A radioactive horizon effect wipes humanity from the Earth at the beginning of The Old Axolotl.  The only people who “survive” are those able to upload themselves to data infrastructure before the horizon line hits, most of whom are online gamers.  Arising in the aftermath are varied societies of mechs powered by the uploaded personalities.  But it’s a limited existence.  Eventually reaching a ceiling of knowledge that AIs and machines can achieve, the mechs begin to face similar ontological quandaries as humanity currently does.  The proposed solution is the creation of new biological lifeforms the mechs call axolotl.  But where does life on Earth evolve from there?  



For the unaware, The Old Axolotl will feel strange—like the story is too lean, exposition lacking.  And it’s intentional.  Dukaj has stripped the narrative down to its bare bones of plot, dialogue, and character interaction.  But the “meat” does exist.  Aside from the numerous illustrations and graphics, the reader can discover the origins of the mech factions, learn the larger historical backdrop, and other spurious details—material usually synthesized as exposition—in clickable footnotes and embedded links.  Believing such material will in the future be separated from the main narrative by such layers of interaction (i.e. clicking, scrolling, etc.), the story to some degree parallels an online news article or book review for the availability of further details via data linking.  For those who find this idea interesting, more can be found here to learn more about the novel’s “meta-text”.  (Thankfully, Dukaj is more subtle in his inclusion of clickable content.)

And a shout out must be given to Stanley Bill.  The Polish language one of the trickier to render into English, not to mention that Dukaj sometimes writes in experimental style, the work could not have been easy to translate.  And when I compare Bill’s translation to that done for Andrzej Sapkowski’s The Last Wish, there is a notable difference in quality, something which makes The Old Axolotl not only more enjoyable in terms of lingual sophistication, but enables better comparison to works written by native writers.
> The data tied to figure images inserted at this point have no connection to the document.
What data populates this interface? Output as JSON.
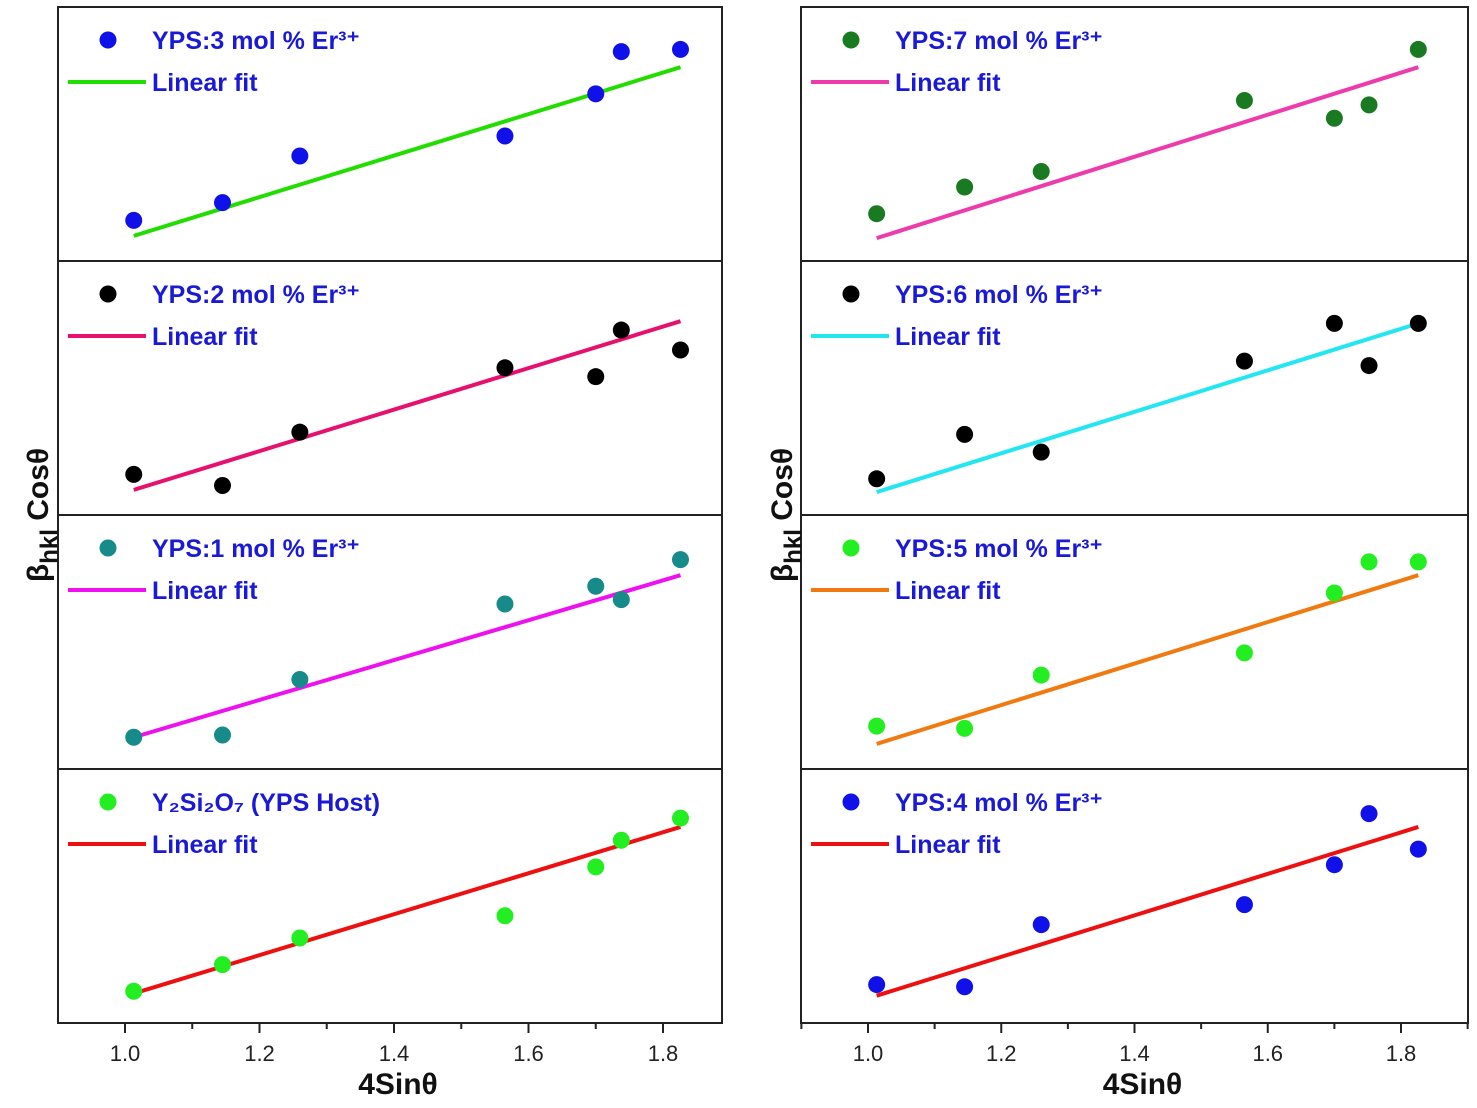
{
  "chart_data": [
    {
      "type": "scatter",
      "column": "left",
      "row": 0,
      "legend_position": "top-left",
      "series": [
        {
          "name": "YPS:3 mol % Er³⁺",
          "kind": "points",
          "color": "#1010e8",
          "x": [
            1.013,
            1.145,
            1.26,
            1.565,
            1.7,
            1.738,
            1.826
          ],
          "y": [
            0.12,
            0.2,
            0.41,
            0.5,
            0.69,
            0.88,
            0.89
          ]
        },
        {
          "name": "Linear fit",
          "kind": "line",
          "color": "#22dd00",
          "x": [
            1.013,
            1.826
          ],
          "y": [
            0.05,
            0.81
          ]
        }
      ],
      "ylim": [
        0,
        1
      ],
      "xlim": [
        0.9,
        1.9
      ]
    },
    {
      "type": "scatter",
      "column": "left",
      "row": 1,
      "legend_position": "top-left",
      "series": [
        {
          "name": "YPS:2 mol % Er³⁺",
          "kind": "points",
          "color": "#000000",
          "x": [
            1.013,
            1.145,
            1.26,
            1.565,
            1.7,
            1.738,
            1.826
          ],
          "y": [
            0.12,
            0.07,
            0.31,
            0.6,
            0.56,
            0.77,
            0.68
          ]
        },
        {
          "name": "Linear fit",
          "kind": "line",
          "color": "#e8106e",
          "x": [
            1.013,
            1.826
          ],
          "y": [
            0.05,
            0.81
          ]
        }
      ],
      "ylim": [
        0,
        1
      ],
      "xlim": [
        0.9,
        1.9
      ]
    },
    {
      "type": "scatter",
      "column": "left",
      "row": 2,
      "legend_position": "top-left",
      "series": [
        {
          "name": "YPS:1 mol % Er³⁺",
          "kind": "points",
          "color": "#178a8a",
          "x": [
            1.013,
            1.145,
            1.26,
            1.565,
            1.7,
            1.738,
            1.826
          ],
          "y": [
            0.08,
            0.09,
            0.34,
            0.68,
            0.76,
            0.7,
            0.88
          ]
        },
        {
          "name": "Linear fit",
          "kind": "line",
          "color": "#ee10ee",
          "x": [
            1.013,
            1.826
          ],
          "y": [
            0.08,
            0.81
          ]
        }
      ],
      "ylim": [
        0,
        1
      ],
      "xlim": [
        0.9,
        1.9
      ]
    },
    {
      "type": "scatter",
      "column": "left",
      "row": 3,
      "legend_position": "top-left",
      "series": [
        {
          "name": "Y₂Si₂O₇ (YPS Host)",
          "kind": "points",
          "color": "#22ee22",
          "x": [
            1.013,
            1.145,
            1.26,
            1.565,
            1.7,
            1.738,
            1.826
          ],
          "y": [
            0.08,
            0.2,
            0.32,
            0.42,
            0.64,
            0.76,
            0.86
          ]
        },
        {
          "name": "Linear fit",
          "kind": "line",
          "color": "#ee1010",
          "x": [
            1.013,
            1.826
          ],
          "y": [
            0.07,
            0.82
          ]
        }
      ],
      "ylim": [
        0,
        1
      ],
      "xlim": [
        0.9,
        1.9
      ]
    },
    {
      "type": "scatter",
      "column": "right",
      "row": 0,
      "legend_position": "top-left",
      "series": [
        {
          "name": "YPS:7 mol % Er³⁺",
          "kind": "points",
          "color": "#1a7a22",
          "x": [
            1.013,
            1.145,
            1.26,
            1.565,
            1.7,
            1.752,
            1.826
          ],
          "y": [
            0.15,
            0.27,
            0.34,
            0.66,
            0.58,
            0.64,
            0.89
          ]
        },
        {
          "name": "Linear fit",
          "kind": "line",
          "color": "#ee3aaa",
          "x": [
            1.013,
            1.826
          ],
          "y": [
            0.04,
            0.81
          ]
        }
      ],
      "ylim": [
        0,
        1
      ],
      "xlim": [
        0.9,
        1.9
      ]
    },
    {
      "type": "scatter",
      "column": "right",
      "row": 1,
      "legend_position": "top-left",
      "series": [
        {
          "name": "YPS:6 mol % Er³⁺",
          "kind": "points",
          "color": "#000000",
          "x": [
            1.013,
            1.145,
            1.26,
            1.565,
            1.7,
            1.752,
            1.826
          ],
          "y": [
            0.1,
            0.3,
            0.22,
            0.63,
            0.8,
            0.61,
            0.8
          ]
        },
        {
          "name": "Linear fit",
          "kind": "line",
          "color": "#22e6f0",
          "x": [
            1.013,
            1.826
          ],
          "y": [
            0.04,
            0.8
          ]
        }
      ],
      "ylim": [
        0,
        1
      ],
      "xlim": [
        0.9,
        1.9
      ]
    },
    {
      "type": "scatter",
      "column": "right",
      "row": 2,
      "legend_position": "top-left",
      "series": [
        {
          "name": "YPS:5 mol % Er³⁺",
          "kind": "points",
          "color": "#22ee22",
          "x": [
            1.013,
            1.145,
            1.26,
            1.565,
            1.7,
            1.752,
            1.826
          ],
          "y": [
            0.13,
            0.12,
            0.36,
            0.46,
            0.73,
            0.87,
            0.87
          ]
        },
        {
          "name": "Linear fit",
          "kind": "line",
          "color": "#f07a10",
          "x": [
            1.013,
            1.826
          ],
          "y": [
            0.05,
            0.81
          ]
        }
      ],
      "ylim": [
        0,
        1
      ],
      "xlim": [
        0.9,
        1.9
      ]
    },
    {
      "type": "scatter",
      "column": "right",
      "row": 3,
      "legend_position": "top-left",
      "series": [
        {
          "name": "YPS:4 mol % Er³⁺",
          "kind": "points",
          "color": "#1010e8",
          "x": [
            1.013,
            1.145,
            1.26,
            1.565,
            1.7,
            1.752,
            1.826
          ],
          "y": [
            0.11,
            0.1,
            0.38,
            0.47,
            0.65,
            0.88,
            0.72
          ]
        },
        {
          "name": "Linear fit",
          "kind": "line",
          "color": "#ee1010",
          "x": [
            1.013,
            1.826
          ],
          "y": [
            0.06,
            0.82
          ]
        }
      ],
      "ylim": [
        0,
        1
      ],
      "xlim": [
        0.9,
        1.9
      ]
    }
  ],
  "axes": {
    "xlabel": "4Sinθ",
    "ylabel_main": "β",
    "ylabel_sub": "hkl",
    "ylabel_rest": " Cosθ",
    "xticks": [
      1.0,
      1.2,
      1.4,
      1.6,
      1.8
    ],
    "xtick_labels": [
      "1.0",
      "1.2",
      "1.4",
      "1.6",
      "1.8"
    ]
  }
}
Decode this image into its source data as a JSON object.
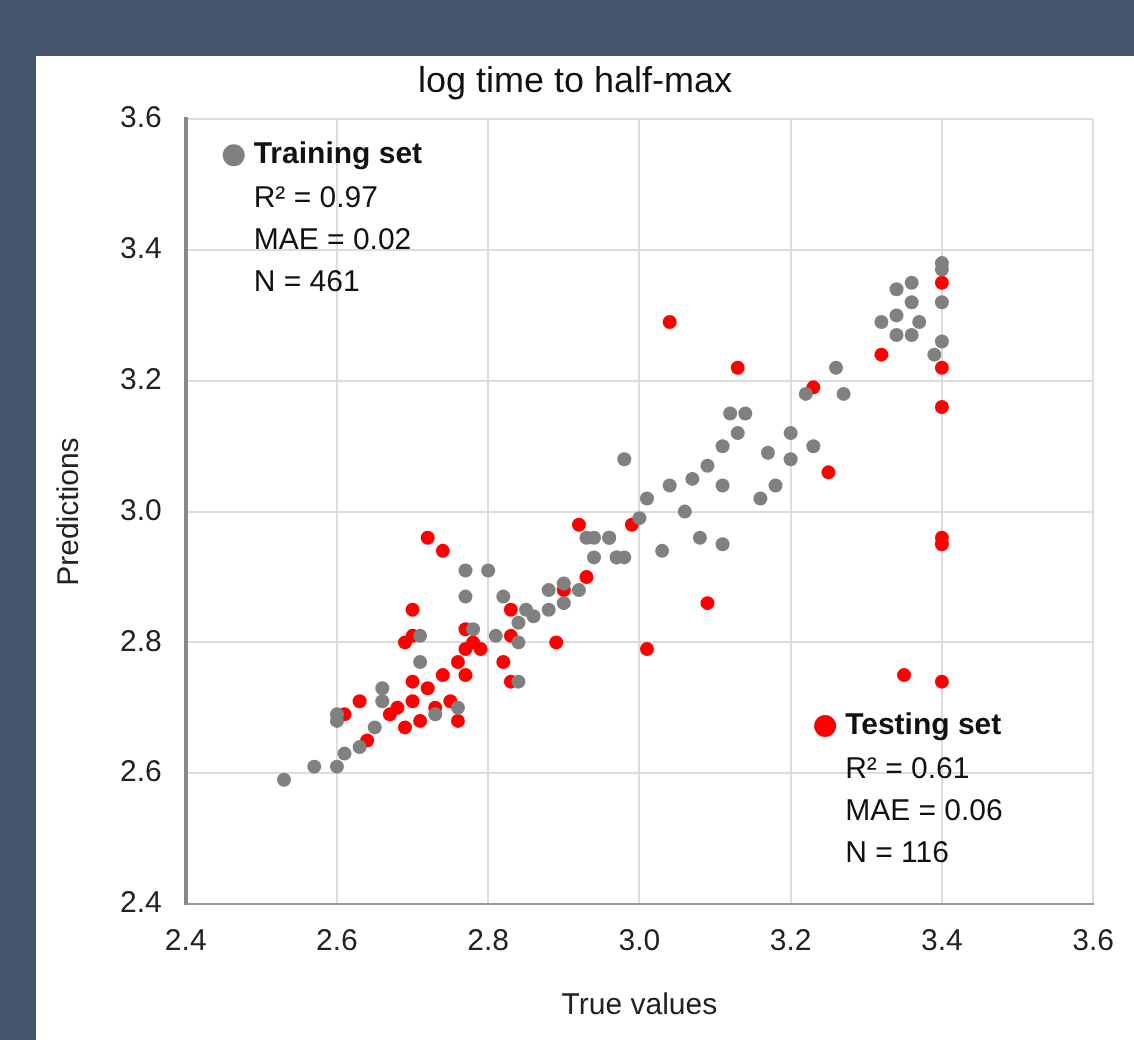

In the end, The Old Axolotl is one of the most unique reading experiences, from interpreting animal shapes on cave walls to digitially publishing novels, the world of fiction has produced.  With its post-ap, mind-uploading-to-robots ideas, the story itself is perhaps not the wildest idea ever to surface.  But given the meta-narrative, the graphic designs, that Dukaj interrogates his ideas rather than uses them as mere entertainment,  and that the novel could only have been published as an ebook make for a forward thinking experience.  Mythopoeic science fiction written in a dynamic style like Stross but with a deeper, guiding intelligence like that of Stanislaw Lem, it’s a book to look out for—on the internet only, as paper copies cannot exist.